那么,我们该怎么办?好吧,在这种情况下,我可以将每个节点的innerHTML
转储到另一个HTMLDocument
变量html2
中,以便可以访问该对象的querySelector/querySelectorAll
方法.这样,HTML将仅限于当前的li
.
So, what can we do? Well, in this instance I can dump the innerHTML
of each node into another HTMLDocument
variable, html2
, so that I can access the querySelector/querySelectorAll
methods of that object. The HTML will then only be limited to the current li
.
如果我们查看有问题的HTML:
If we look at the HTML in question:
我们可以看到li
元素是一般的同级元素.他们在同一级别上彼此相邻坐着.当我循环nodeList listings
时,我正在将innerHTML
从当前节点传输到html2
;我的第二个HTMLDocument
变量.
We can see that the li
elements are general siblings. They sit next to each other at the same level. As I loop my nodeList listings
, I am transferring the innerHTML
from the current node into html2
; my second HTMLDocument
variable.
值得注意的是,我可能可以使用children
来列出每个列表:
It's worth noting I could probably have descended each listing using children
for example:
listings.item(i).Children(2)......
然后我可以在newLines上进行拆分,以便访问所有信息.我认为我的给定方法虽然更快,也更可靠.

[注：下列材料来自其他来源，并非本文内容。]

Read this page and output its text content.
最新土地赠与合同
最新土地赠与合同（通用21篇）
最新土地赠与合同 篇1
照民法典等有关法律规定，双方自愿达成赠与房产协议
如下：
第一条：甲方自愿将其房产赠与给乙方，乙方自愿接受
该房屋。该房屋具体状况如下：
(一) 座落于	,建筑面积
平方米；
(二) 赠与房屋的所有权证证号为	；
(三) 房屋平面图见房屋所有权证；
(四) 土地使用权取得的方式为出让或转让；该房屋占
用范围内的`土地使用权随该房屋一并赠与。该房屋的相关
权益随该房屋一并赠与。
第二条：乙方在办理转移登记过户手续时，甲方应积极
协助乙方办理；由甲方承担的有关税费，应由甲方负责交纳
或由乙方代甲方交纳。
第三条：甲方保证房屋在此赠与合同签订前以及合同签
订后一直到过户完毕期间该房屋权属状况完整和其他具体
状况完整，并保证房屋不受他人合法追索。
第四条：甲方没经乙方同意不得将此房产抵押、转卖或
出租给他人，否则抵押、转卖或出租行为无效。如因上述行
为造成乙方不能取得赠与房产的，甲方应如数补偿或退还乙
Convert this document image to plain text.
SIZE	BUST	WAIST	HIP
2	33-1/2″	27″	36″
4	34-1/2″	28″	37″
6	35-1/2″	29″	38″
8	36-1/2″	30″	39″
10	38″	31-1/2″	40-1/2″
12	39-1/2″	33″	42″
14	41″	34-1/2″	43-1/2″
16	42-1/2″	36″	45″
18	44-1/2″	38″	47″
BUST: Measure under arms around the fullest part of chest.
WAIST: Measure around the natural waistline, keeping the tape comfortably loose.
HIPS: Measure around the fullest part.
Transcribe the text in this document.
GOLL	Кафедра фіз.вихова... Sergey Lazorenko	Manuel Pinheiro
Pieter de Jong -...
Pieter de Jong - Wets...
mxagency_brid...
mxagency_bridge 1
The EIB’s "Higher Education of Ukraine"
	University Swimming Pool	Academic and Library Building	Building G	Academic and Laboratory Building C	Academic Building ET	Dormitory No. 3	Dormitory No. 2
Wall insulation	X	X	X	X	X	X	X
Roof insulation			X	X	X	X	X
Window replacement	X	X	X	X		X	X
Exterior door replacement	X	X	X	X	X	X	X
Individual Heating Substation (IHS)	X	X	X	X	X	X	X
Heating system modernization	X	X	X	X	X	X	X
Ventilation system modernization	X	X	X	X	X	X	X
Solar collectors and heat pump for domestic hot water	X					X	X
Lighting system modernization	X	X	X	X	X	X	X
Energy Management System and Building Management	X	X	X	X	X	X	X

I could then have split on newLines etc so access all info. I think my given method is faster and more robust though.
VBA:
Option Explicit
Public Sub GetInfo()
Dim ws As Worksheet, html As HTMLDocument, s As String
Const URL As String = "https://www.neighborhoodselfstorage.net/self-storage-delmar-md-f1426"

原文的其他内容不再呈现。